Chairman of Independent National Electoral Commission
- Incumbent
- Assumed office 9 October 2025
- Preceded by: Mahmood Yakubu May Agbamuche-Mbu (acting)

Personal details
- Born: 25 April 1967 (age 59) Ayetoro Gbede, Ijumu, Kogi State, Nigeria
- Citizenship: Nigeria
- Education: University of Jos
- Occupation: Lawyer

= Joash Amupitan =

Nigerian academic

Joash Ojo Amupitan (born 25 April 1967) is a Nigerian professor of law who serves as the chairman of the Independent National Electoral Commission, succeeding Mahmood Yakubu. He was nominated for the position by President Bola Tinubu on 9 October 2025 and confirmed by the Nigerian Senate on 16 October 2025. He became a Senior Advocate of Nigeria (SAN) in 2014.

As a legal professional and academic, his focus area cut across company law, law of evidence, corporate governance, and privatisation law. He succeeds Professor Mahmood Yakubu as the Chairman of Nigeria's Independent National Electoral Commission (INEC).

Regarding his nomination, Amupitan was described as an "apolitical" person by President Bola Tinubu in a statement posted by presidential spokesman Bayo Onanuga.

== Early life and education ==
Amupitan was born on April 25, 1967, into the family of Mr and Amupitan in Ayetoro Gbede, Ijumu, Kogi State. His mother Alice Ajigba Amupitan, was an educator and church leader in Kogi state.

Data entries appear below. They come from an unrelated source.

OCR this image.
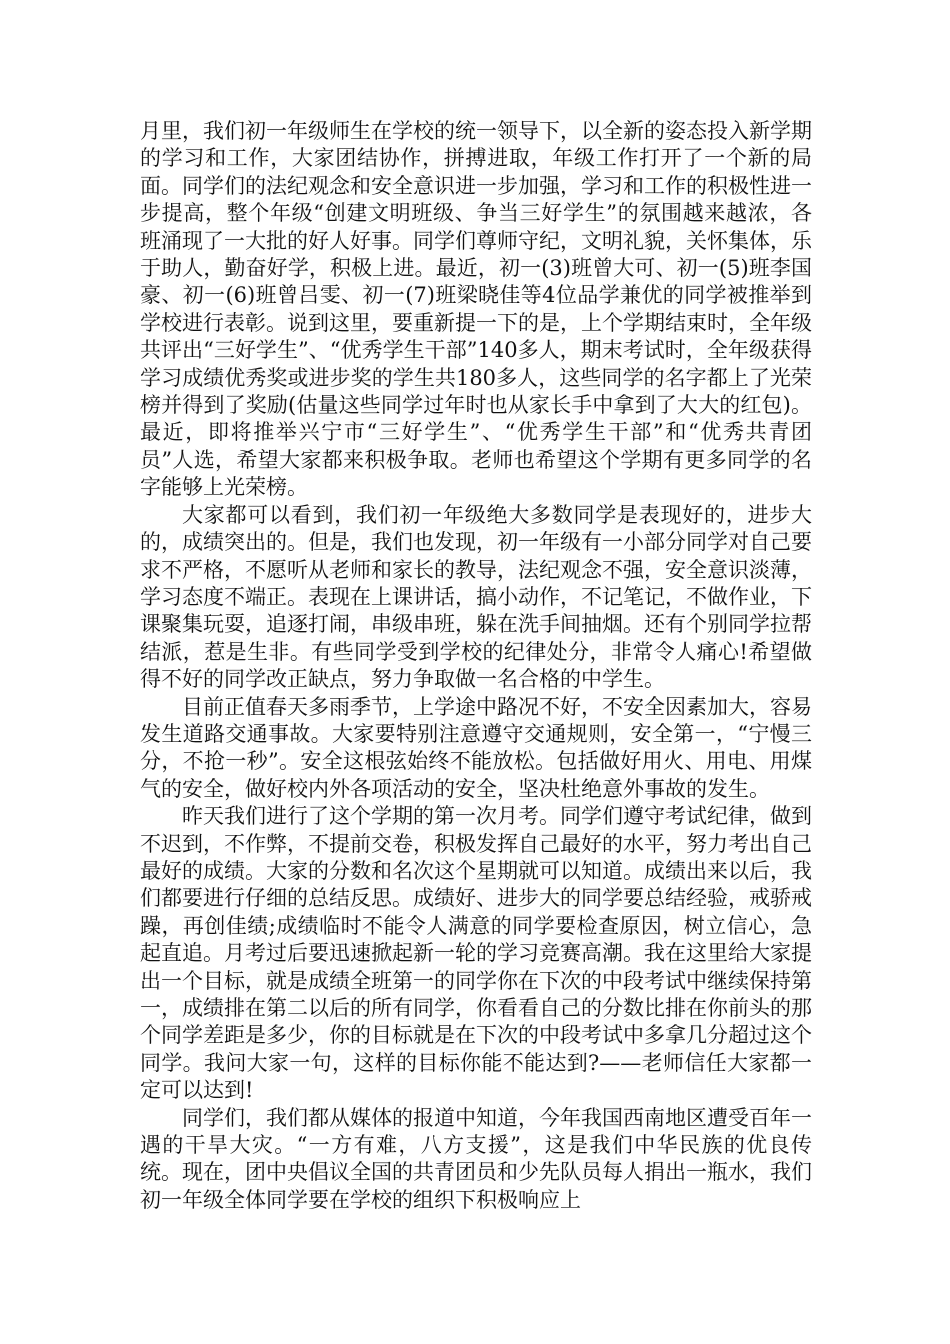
月里，我们初一年级师生在学校的统一领导下，以全新的姿态投入新学期的学习和工作，大家团结协作，拼搏进取，年级工作打开了一个新的局面。同学们的法纪观念和安全意识进一步加强，学习和工作的积极性进一步提高，整个年级“创建文明班级、争当三好学生”的氛围越来越浓，各班涌现了一大批的好人好事。同学们尊师守纪，文明礼貌，关怀集体，乐于助人，勤奋好学，积极上进。最近，初一(3)班曾大可、初一(5)班李国豪、初一(6)班曾吕雯、初一(7)班梁晓佳等4位品学兼优的同学被推举到学校进行表彰。说到这里，要重新提一下的是，上个学期结束时，全年级共评出“三好学生”、“优秀学生干部”140多人，期末考试时，全年级获得学习成绩优秀奖或进步奖的学生共180多人，这些同学的名字都上了光荣榜并得到了奖励(估量这些同学过年时也从家长手中拿到了大大的红包)。最近，即将推举兴宁市“三好学生”、“优秀学生干部”和“优秀共青团员”人选，希望大家都来积极争取。老师也希望这个学期有更多同学的名字能够上光荣榜。

大家都可以看到，我们初一年级绝大多数同学是表现好的，进步大的，成绩突出的。但是，我们也发现，初一年级有一小部分同学对自己要求不严格，不愿听从老师和家长的教导，法纪观念不强，安全意识淡薄，学习态度不端正。表现在上课讲话，搞小动作，不记笔记，不做作业，下课聚集玩耍，追逐打闹，串级串班，躲在洗手间抽烟。还有个别同学拉帮结派，惹是生非。有些同学受到学校的纪律处分，非常令人痛心!希望做得不好的同学改正缺点，努力争取做一名合格的中学生。

目前正值春天多雨季节，上学途中路况不好，不安全因素加大，容易发生道路交通事故。大家要特别注意遵守交通规则，安全第一，“宁慢三分，不抢一秒”。安全这根弦始终不能放松。包括做好用火、用电、用煤气的安全，做好校内外各项活动的安全，坚决杜绝意外事故的发生。

昨天我们进行了这个学期的第一次月考。同学们遵守考试纪律，做到不迟到，不作弊，不提前交卷，积极发挥自己最好的水平，努力考出自己最好的成绩。大家的分数和名次这个星期就可以知道。成绩出来以后，我们都要进行仔细的总结反思。成绩好、进步大的同学要总结经验，戒骄戒躁，再创佳绩;成绩临时不能令人满意的同学要检查原因，树立信心，急起直追。月考过后要迅速掀起新一轮的学习竞赛高潮。我在这里给大家提出一个目标，就是成绩全班第一的同学你在下次的中段考试中继续保持第一，成绩排在第二以后的所有同学，你看看自己的分数比排在你前头的那个同学差距是多少，你的目标就是在下次的中段考试中多拿几分超过这个同学。我问大家一句，这样的目标你能不能达到?——老师信任大家都一定可以达到!

同学们，我们都从媒体的报道中知道，今年我国西南地区遭受百年一遇的干旱大灾。“一方有难，八方支援”，这是我们中华民族的优良传统。现在，团中央倡议全国的共青团员和少先队员每人捐出一瓶水，我们初一年级全体同学要在学校的组织下积极响应上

He attended Kwara State Polytechnic, Ilorin, and obtained a national diploma (ND) certificate in 1984 before proceeding to the University of Jos where he earned an LL.B. degree in law. He was called to the Nigerian Bar in 1988. He later obtained an M.Sc. and a PhD degree in law from the University of Jos in 2007.

== Career ==
Amupitan began his academic career at the University of Jos(UNIJOS) in 1989 after his National Youth Service at the Bauchi State Publishing Corporation. At various capacity, he has held leadership roles, including Dean of the Faculty of Law (2008–2014), Head of the Department of Public Law (2006–2008), and chairman, Committee of Deans and Directors (2012–2014). He also serves as Pro-Chancellor and Chairman of the Governing Council of Joseph Ayo Babalola University, Osun State, and sits on the boards of several institutions, including the Nigerian Institute of Advanced Legal Studies and Integrated Dairies Limited, Vom.

=== Membership, board and governance roles ===

- Board Member, Integrated Dairies Limited, Vom
- Member, Nigerian Institute of Advanced Legal Studies Governing Council
- Member, Council of Legal Education (2008–2014)
- Former Board Member, Riss Oil Limited, Abuja (1996–2004)

=== Publications ===

- Legal Brief: Genocide in Nigeria, in Nigeria's Silent Slaughter: Genocide in Nigeria and the Implications for the International Community
- Corporate Governance: Models and Principles (2008)
- Documentary Evidence in Nigeria (2008)
- Evidence Law: Theory and Practice in Nigeria (2013)
- Principles of Company Law (2013)
- Introduction to the Law of Trust in Nigeria (2014)

== Personal life ==
He is married to Yemisi Amupitan and they have four children.